Ibu sangat percaya mitor tersebut melebihi kepercayaanya terhadap
Tuhan. Hingga ketika anaknya tak menghabiskan makanannya, beberapa
hari kemudian tiga ekor ayam ibu mati. Sang Ibu pun murka, satu minggu
Ibu berdiam diri, ia tak berbicara kepada anak-anak dan suaminya tak juga
memasak untuk mereka. Lalu ketika anak terakhir Ibu makan dan
menyisakan makanannya, sang Ibu tak marah ia bahkan makan dengan
tenang hingga Ibu pun tersedak, anaknya memberi air akan tetapi
kerongkongan Ibu seolah ada batu yang tersangkut. Napas Ibu semakin
memburu, tubuhnya menggelepar hingga Ibu pun menghembuskan napas
terakhirnya.

13. Mama
D. Purnama memang selalu membuat saya seperti menyadarkan saya, di
cerita ini ia membuat saya termenung, “benar juga apa kata D. Purnama.”
D. Purnama membuat cerita yang begitu mirip dengan realita, karena
kebanyakan, yang saya baca itu sangat jauh dari realita yang terjadi. Ia
mendorong kita untuk lebih peka lagi dengan keadaan sekitar, mana tau
ada tetangga kita yang mengalami hal serupa seperti di cerita-cerita ini.

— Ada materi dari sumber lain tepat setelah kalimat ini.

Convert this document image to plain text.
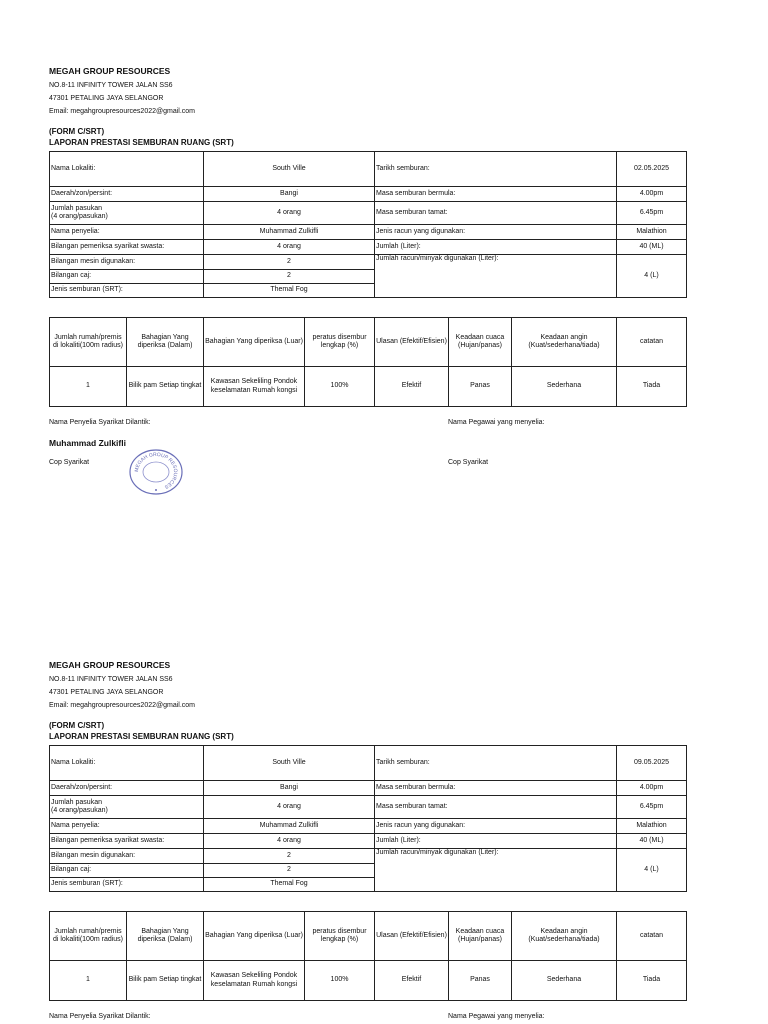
MEGAH GROUP RESOURCES
NO.8-11 INFINITY TOWER JALAN SS6
47301 PETALING JAYA SELANGOR
Email: megahgroupresources2022@gmail.com
(FORM C/SRT)
LAPORAN PRESTASI SEMBURAN RUANG (SRT)
Nama Lokaliti:	South Ville	Tarikh semburan:	02.05.2025
Daerah/zon/persint:	Bangi	Masa semburan bermula:	4.00pm
Jumlah pasukan
(4 orang/pasukan)	4 orang	Masa semburan tamat:	6.45pm
Nama penyelia:	Muhammad Zulkifli	Jenis racun yang digunakan:	Malathion
Bilangan pemeriksa syarikat swasta:	4 orang	Jumlah (Liter):	40 (ML)
Bilangan mesin digunakan:	2	Jumlah racun/minyak digunakan (Liter):	4 (L)
Bilangan caj:	2		
Jenis semburan (SRT):	Themal Fog		
Jumlah rumah/premis di lokaliti(100m radius)	Bahagian Yang diperiksa (Dalam)	Bahagian Yang diperiksa (Luar)	peratus disembur lengkap (%)	Ulasan (Efektif/Efisien)	Keadaan cuaca (Hujan/panas)	Keadaan angin (Kuat/sederhana/tiada)	catatan
1	Bilik pam Setiap tingkat	Kawasan Sekeliling Pondok keselamatan Rumah kongsi	100%	Efektif	Panas	Sederhana	Tiada
Nama Penyelia Syarikat Dilantik:	Nama Pegawai yang menyelia:
Muhammad Zulkifli
Cop Syarikat	Cop Syarikat
MEGAH GROUP RESOURCES
MEGAH GROUP RESOURCES
NO.8-11 INFINITY TOWER JALAN SS6
47301 PETALING JAYA SELANGOR
Email: megahgroupresources2022@gmail.com
(FORM C/SRT)
LAPORAN PRESTASI SEMBURAN RUANG (SRT)
Nama Lokaliti:	South Ville	Tarikh semburan:	09.05.2025
Daerah/zon/persint:	Bangi	Masa semburan bermula:	4.00pm
Jumlah pasukan
(4 orang/pasukan)	4 orang	Masa semburan tamat:	6.45pm
Nama penyelia:	Muhammad Zulkifli	Jenis racun yang digunakan:	Malathion
Bilangan pemeriksa syarikat swasta:	4 orang	Jumlah (Liter):	40 (ML)
Bilangan mesin digunakan:	2	Jumlah racun/minyak digunakan (Liter):	4 (L)
Bilangan caj:	2		
Jenis semburan (SRT):	Themal Fog		
Jumlah rumah/premis di lokaliti(100m radius)	Bahagian Yang diperiksa (Dalam)	Bahagian Yang diperiksa (Luar)	peratus disembur lengkap (%)	Ulasan (Efektif/Efisien)	Keadaan cuaca (Hujan/panas)	Keadaan angin (Kuat/sederhana/tiada)	catatan
1	Bilik pam Setiap tingkat	Kawasan Sekeliling Pondok keselamatan Rumah kongsi	100%	Efektif	Panas	Sederhana	Tiada
Nama Penyelia Syarikat Dilantik:	Nama Pegawai yang menyelia:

Untuk keseluruhan, D. Purnama menulis dengan kadar realiata tinggi,


menulis bertema cinta dengan sederhana tidak lebay, menulis cerita
mengenai seorang androgini dan pelacur dengan gaya berbeda. Saya
sarankan untuk kalian-kalian yang gemar membaca cerita cinta murahan
segeralah membaca buku ini, mungkin lewat buku ini bisea
mengembalikan kalian ke dunia nyata.